[Leetcode 33] 38 Count and Say

Problem:

The count-and-say sequence is the sequence of integers beginning as follows:
1, 11, 21, 1211, 111221, ...

1 is read off as "one 1" or 11.
11 is read off as "two 1s" or 21.
21 is read off as "one 2, then one 1" or 1211.

Given an integer n, generate the n^th sequence.

Note: The sequence of integers will be represented as a string.

Analysis:

First of all, due to the large number of characters, integer is not enough to represent the result. Use string instead.

The basic algorithm is simple: maintaining a count for current characters while going through the given string. Every time a new character is accessed, if it's the same as the previous  one, just increase the count by 1; If it's different from the previous one, add the count and the previous character into the result string and then set count to 1, character to current character. Repeat this process until the answer is got.

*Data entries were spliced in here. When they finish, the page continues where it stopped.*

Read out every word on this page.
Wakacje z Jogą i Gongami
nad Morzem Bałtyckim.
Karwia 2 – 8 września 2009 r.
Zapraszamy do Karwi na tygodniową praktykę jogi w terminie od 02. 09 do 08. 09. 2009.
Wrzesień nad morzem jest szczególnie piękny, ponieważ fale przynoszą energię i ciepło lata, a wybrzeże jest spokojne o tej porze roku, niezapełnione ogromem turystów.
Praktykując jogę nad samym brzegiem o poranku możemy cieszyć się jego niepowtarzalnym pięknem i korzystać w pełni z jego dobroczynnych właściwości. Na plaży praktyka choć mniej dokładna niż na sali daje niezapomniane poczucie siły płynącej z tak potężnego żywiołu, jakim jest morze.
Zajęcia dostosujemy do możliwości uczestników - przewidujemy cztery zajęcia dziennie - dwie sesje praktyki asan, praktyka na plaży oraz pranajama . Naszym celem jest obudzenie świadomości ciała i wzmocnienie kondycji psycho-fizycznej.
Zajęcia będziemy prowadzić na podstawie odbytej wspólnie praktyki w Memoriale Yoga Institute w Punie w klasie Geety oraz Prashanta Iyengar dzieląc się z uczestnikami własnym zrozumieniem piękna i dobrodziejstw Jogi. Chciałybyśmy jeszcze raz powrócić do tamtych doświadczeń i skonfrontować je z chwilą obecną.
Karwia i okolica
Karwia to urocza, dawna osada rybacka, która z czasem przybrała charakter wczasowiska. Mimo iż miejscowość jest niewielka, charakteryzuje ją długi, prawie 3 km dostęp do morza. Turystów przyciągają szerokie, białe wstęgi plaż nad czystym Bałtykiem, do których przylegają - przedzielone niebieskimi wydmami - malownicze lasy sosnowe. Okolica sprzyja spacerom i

The time complexity is O(n), and space complexity is O(n)

Code:

class Solution {
public:
    string countAndSay(int n) {
        // Start typing your C/C++ solution below
        // DO NOT write int main() function
        string res("1");
        
        while (--n) {
            say(res);
        }
        
        return res;
    }
    
    
    void say(string &s) {
        int cnt = 1, idx = 0;
        char val = s[0];
        string tmp(s);
        s.resize(s.size()*2);
        
        for (int i=1; i<tmp.size(); i++) {
            if (tmp[i] != val) {
                s[idx++] = cnt+'0';
                s[idx++] = val;
                val = tmp[i];
                cnt = 1;
            } else {
                cnt++;
            }
        }
        
        s[idx++] = cnt + '0';
        s[idx++] = val;
        s.resize(idx);
    }
};

Attention:

The manipulation of string in C++ is so hard... It took me very much time to finally make the code working.